1 min read

The death of platforms

Businesses are often created to act as a platform between "people who have X" and "people who want X". If these two groups of people aren't able to efficiently communicate and consistently trade X for a fair price, then there's a business opportunity.

Creating that platform has always been a centralized effort. You build the infrastructure, convince producers and consumers to use it and it becomes a self-feeding growth engine. Producers want more consumers on the platform so demand goes up. Consumers want more producers on the platform so supply goes up. Over time, the market becomes efficient and the price consumers are willing to pay normalizes.

As the creator of the platform (if the market you're addressing is large enough), you stand to make a lot of money. So, why would you want to build your platform on a decentralized blockchain?
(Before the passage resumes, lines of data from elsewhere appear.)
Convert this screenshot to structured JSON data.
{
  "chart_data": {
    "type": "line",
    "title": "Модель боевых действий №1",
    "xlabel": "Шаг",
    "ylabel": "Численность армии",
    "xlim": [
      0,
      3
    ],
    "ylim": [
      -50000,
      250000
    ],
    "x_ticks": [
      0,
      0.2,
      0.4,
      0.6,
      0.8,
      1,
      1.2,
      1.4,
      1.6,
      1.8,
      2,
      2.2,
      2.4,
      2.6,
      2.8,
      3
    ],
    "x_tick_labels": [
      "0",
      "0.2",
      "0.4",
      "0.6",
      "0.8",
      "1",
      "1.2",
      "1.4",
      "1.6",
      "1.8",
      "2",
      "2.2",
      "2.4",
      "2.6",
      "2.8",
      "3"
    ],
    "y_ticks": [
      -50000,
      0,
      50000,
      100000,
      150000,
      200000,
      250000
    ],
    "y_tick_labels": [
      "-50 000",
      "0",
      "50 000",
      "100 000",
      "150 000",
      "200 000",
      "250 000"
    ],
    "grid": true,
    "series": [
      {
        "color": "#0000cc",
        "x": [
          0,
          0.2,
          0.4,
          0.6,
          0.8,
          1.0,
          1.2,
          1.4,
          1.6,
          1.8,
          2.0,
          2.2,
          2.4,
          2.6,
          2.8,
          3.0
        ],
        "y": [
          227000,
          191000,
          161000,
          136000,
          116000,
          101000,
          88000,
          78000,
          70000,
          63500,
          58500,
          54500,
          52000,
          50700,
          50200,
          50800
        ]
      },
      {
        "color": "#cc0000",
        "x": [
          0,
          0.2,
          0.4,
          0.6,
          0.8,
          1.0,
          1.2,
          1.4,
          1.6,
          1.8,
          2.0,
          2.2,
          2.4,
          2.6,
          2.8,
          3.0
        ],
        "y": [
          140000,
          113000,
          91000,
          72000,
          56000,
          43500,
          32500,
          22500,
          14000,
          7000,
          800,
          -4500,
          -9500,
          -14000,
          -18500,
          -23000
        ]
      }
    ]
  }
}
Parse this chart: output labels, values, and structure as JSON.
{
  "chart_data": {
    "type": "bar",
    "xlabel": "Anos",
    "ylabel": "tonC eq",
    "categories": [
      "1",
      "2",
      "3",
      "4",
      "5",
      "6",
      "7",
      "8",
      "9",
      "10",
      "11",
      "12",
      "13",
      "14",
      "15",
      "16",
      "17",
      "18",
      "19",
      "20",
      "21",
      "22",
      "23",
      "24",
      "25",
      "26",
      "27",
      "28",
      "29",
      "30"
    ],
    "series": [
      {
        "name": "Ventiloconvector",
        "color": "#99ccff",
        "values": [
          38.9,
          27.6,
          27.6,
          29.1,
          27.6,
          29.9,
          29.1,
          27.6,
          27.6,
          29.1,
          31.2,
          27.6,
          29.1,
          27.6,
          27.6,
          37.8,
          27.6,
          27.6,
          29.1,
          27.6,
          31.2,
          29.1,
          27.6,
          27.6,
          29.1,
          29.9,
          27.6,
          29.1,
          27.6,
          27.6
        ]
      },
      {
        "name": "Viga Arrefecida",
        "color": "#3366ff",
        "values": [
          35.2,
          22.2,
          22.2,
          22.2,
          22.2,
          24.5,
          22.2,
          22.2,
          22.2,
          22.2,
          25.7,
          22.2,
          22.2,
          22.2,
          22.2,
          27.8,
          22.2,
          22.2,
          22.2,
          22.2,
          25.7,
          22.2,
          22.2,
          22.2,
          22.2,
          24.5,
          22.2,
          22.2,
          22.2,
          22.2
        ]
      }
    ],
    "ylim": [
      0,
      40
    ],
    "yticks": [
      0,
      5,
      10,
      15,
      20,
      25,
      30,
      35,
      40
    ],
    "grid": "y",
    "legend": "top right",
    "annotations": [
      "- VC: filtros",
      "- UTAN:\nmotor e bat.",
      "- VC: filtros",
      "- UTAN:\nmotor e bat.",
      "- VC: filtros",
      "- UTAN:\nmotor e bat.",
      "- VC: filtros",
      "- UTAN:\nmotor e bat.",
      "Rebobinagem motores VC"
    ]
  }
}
A successful blockchain business doesn't own the market. You're building something and then handing over control to the community. You can't charge a large percentage on every transaction because either:

  1. the community will lower the fees
  2. someone will copy you and compete on price

The second scenario happens with centralized platforms as well, but being the first-mover in a market carries an advantage. It's hard to steal producers and consumers from the platform they're already doing business on.

So why? Why bother with blockchain?

Because blockchain enables significantly lower fees for producers and consumers. If you don't adopt the technology now, your centralized platform will be replaced by a decentralized community, and the producers and consumers on your platform will move because they can transact more efficiently without a middle man.

Back on Monday,

-Luke

P.S. Layer 1 blockchain fees are an issue, but layer 2 and alternative L1s (like Koinos) are changing this. It's just a matter of time before centralized platforms can't compete in the race to the bottom.